DESCRIPTION (provided by applicant): Development of an effective vaccine against HIV-1 has been an elusive goal for the past three decades. As a result it has been a major challenge to stem the tide of the epidemic caused by this virus globally. The results of the RV44 efficacy trial in Thailand have spurred a new level of excitement for the development of HIV vaccine and strongly support the development of vaccination approaches that enhance the titer and functional quality of anti-HIV Env antibody that may significantly enhance protection against HIV. The overall goal of this program is to develop novel vaccination approaches that not only enhance the magnitude but also enhance the functional quality of anti-HIV cellular and humoral immunity. Specifically, we propose to combine two new vaccination approaches developed recently at Emory University that showed great promise in rhesus macaques. The first approach uses CD40L, a co-stimulatory molecule for dendritic cells (DC) and B cells, expressed on the surface of HIV VLPs as a genetic adjuvant for enhancing the magnitude and functional quality of HIV-specific cellular and humoral immunity leading to enhanced protection from acquisition of SIV infection. The second approach uses a new MVA that lacks 4 immune modulatory genes (MVAA4) as a vaccine vector that showed a significant increase in the magnitude of HIV-specific cellular and humoral immunity in rhesus macaques. In this program, we hope to combine these two new complementary approaches to develop a novel vaccination strategy against HIV. This program will be a collaborative effort between scientists at the Emory University (Drs. Amara, Mulligan, Derdeyn, and Velu), NIH (Dr. Moss), International AIDS Vaccine Initiative (lAVI; Dr. Dean), Walter Reed Army Institute of Research (WRAIR; Dr. Michael), Louisiana State University (LSU; Dr. Kozlowski) and CDC (Dr. Garber). This Program has 3 projects and two cores. The proposed program builds upon the enormous experience with our DNA and MVA vaccines in the preclinical and clinical settings and strong preliminary data with the new vaccines in the preclinical model. Successful completion of the program will result in the clinical development of two new vaccine products and a novel HIV vaccine.

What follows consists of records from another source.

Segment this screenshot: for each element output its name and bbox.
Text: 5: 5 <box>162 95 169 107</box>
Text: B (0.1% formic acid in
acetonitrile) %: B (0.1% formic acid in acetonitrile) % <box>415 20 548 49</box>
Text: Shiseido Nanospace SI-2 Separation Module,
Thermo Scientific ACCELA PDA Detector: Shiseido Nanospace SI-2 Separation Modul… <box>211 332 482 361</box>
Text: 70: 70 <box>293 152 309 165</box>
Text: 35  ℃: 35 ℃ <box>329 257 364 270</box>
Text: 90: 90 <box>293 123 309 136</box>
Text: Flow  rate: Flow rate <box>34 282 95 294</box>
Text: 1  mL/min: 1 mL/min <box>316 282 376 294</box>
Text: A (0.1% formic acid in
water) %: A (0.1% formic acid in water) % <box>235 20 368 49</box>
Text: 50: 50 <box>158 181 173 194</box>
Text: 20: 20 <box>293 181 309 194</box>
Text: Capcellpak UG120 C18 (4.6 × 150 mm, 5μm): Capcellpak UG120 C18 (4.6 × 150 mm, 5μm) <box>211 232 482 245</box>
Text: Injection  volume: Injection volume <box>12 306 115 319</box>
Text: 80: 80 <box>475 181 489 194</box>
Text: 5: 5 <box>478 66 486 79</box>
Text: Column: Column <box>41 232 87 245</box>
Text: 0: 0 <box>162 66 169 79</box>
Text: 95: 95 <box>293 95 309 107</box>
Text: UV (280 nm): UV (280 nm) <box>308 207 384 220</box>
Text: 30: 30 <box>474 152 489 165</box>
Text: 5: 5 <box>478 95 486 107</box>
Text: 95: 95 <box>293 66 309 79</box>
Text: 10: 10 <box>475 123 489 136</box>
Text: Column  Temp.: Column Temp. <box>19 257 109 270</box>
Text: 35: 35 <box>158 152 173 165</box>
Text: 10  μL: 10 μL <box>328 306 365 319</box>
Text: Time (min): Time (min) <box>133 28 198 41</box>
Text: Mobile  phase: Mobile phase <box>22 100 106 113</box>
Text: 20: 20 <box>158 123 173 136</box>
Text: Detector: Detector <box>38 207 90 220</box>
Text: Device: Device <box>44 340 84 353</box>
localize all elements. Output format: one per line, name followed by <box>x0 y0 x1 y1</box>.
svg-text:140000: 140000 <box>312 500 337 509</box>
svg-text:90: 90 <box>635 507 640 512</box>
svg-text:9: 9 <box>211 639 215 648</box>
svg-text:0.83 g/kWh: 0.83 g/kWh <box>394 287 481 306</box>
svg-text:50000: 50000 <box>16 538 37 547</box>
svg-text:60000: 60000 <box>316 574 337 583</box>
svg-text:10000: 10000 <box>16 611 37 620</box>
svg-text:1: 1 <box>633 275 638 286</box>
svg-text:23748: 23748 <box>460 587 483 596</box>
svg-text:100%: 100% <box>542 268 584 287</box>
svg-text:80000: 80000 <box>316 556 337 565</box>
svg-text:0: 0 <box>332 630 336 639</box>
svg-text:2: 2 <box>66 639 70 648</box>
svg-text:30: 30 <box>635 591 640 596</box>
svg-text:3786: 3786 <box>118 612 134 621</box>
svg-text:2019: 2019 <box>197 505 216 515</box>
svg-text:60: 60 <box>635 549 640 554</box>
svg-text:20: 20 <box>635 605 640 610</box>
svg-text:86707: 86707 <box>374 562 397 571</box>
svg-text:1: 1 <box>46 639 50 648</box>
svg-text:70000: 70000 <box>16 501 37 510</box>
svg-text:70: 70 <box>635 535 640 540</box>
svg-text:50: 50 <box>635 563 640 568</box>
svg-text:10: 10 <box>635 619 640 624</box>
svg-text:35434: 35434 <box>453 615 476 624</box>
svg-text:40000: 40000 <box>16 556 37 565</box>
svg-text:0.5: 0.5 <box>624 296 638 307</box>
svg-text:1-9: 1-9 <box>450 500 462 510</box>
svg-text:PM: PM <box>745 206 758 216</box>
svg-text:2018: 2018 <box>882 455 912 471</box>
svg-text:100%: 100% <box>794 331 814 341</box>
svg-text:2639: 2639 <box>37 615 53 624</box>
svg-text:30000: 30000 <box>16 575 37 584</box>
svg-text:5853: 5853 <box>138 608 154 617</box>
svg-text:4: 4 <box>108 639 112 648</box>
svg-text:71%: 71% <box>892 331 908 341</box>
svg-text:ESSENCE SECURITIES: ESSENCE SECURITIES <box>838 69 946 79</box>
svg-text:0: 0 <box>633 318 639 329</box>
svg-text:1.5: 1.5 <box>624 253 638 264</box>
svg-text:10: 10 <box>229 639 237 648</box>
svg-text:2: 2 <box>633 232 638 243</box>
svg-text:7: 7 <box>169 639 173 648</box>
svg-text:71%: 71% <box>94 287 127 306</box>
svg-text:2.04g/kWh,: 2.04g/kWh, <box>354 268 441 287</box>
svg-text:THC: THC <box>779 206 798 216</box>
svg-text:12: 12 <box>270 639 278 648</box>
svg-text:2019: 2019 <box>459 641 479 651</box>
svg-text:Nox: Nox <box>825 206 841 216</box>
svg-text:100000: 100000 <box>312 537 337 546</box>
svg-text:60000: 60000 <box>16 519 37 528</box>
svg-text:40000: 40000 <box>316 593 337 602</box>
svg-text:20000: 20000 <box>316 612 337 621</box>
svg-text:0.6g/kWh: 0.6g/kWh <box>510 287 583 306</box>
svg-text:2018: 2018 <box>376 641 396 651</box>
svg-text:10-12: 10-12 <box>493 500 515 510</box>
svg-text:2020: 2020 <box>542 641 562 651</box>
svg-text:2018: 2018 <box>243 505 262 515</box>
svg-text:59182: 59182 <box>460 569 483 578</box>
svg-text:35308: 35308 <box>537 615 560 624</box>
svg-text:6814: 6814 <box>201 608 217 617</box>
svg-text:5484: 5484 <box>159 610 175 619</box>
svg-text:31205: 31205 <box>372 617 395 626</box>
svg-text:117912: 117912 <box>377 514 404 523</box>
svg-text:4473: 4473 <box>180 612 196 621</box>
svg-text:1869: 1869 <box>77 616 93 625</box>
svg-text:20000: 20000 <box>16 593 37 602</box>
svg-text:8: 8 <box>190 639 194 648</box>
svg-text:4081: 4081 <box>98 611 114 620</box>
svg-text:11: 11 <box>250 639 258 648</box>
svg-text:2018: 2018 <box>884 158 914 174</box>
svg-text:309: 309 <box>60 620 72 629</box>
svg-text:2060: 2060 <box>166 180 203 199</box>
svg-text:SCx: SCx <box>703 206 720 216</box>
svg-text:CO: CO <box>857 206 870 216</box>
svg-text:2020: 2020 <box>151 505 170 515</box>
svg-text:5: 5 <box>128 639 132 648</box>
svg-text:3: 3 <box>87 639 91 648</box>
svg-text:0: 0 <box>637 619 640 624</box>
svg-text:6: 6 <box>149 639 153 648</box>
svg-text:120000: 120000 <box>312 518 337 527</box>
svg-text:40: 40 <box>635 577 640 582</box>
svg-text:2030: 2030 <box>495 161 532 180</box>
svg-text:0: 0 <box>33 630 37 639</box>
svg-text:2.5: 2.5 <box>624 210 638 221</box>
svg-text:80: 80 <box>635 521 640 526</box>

描述（由申请人提供）：在过去的三十年里，开发一种有效的 HIV-1 疫苗一直是一个难以实现的目标。因此，遏制这种病毒在全球范围内引发的流行病成为一项重大挑战。泰国 RV44 功效试验的结果激发了 HIV 疫苗开发的新高度，并有力支持了疫苗接种方法的开发，这些方法可提高抗 HIV Env 抗体的滴度和功能质量，从而可能显着增强对 HIV 的保护。 该计划的总体目标是开发新的疫苗接种方法，不仅增强抗 HIV 细胞和体液免疫的强度，而且增强其功能质量。具体来说，我们建议结合埃默里大学最近开发的两种新的疫苗接种方法，这两种方法在恒河猴中显示出巨大的前景。第一种方法使用 CD40L，这是一种树突状细胞 (DC) 和 B 细胞的共刺激分子，在 HIV VLP 表面表达，作为遗传佐剂，用于增强 HIV 特异性细胞和体液免疫的强度和功能质量，从而增强对 SIV 感染的保护。第二种方法使用缺乏 4 个免疫调节基因 (MVAA4) 的新 MVA 作为疫苗载体，该载体显示恒河猴的 HIV 特异性细胞和体液免疫程度显着增加。在这个项目中，我们希望将这两种新的互补方法结合起来，开发一种新的艾滋病毒疫苗接种策略。该计划将由埃默里大学（Amara、Mulligan、Derdeyn 和 Velu 博士）、NIH（Moss 博士）、国际艾滋病疫苗倡议（lAVI；Dean 博士）、沃尔特·里德陆军研究所（WRAIR；Michael 博士）、路易斯安那州立大学（LSU；Kozlowski 博士）和 CDC（Garber 博士）的科学家共同努力。 该计划有3个项目和两个核心。拟议的计划建立在我们的 DNA 和 MVA 疫苗在临床前和临床环境中的丰富经验以及临床前模型中新疫苗的强大初步数据的基础上。该计划的成功完成将导致两种新疫苗产品和一种新型艾滋病毒疫苗的临床开发。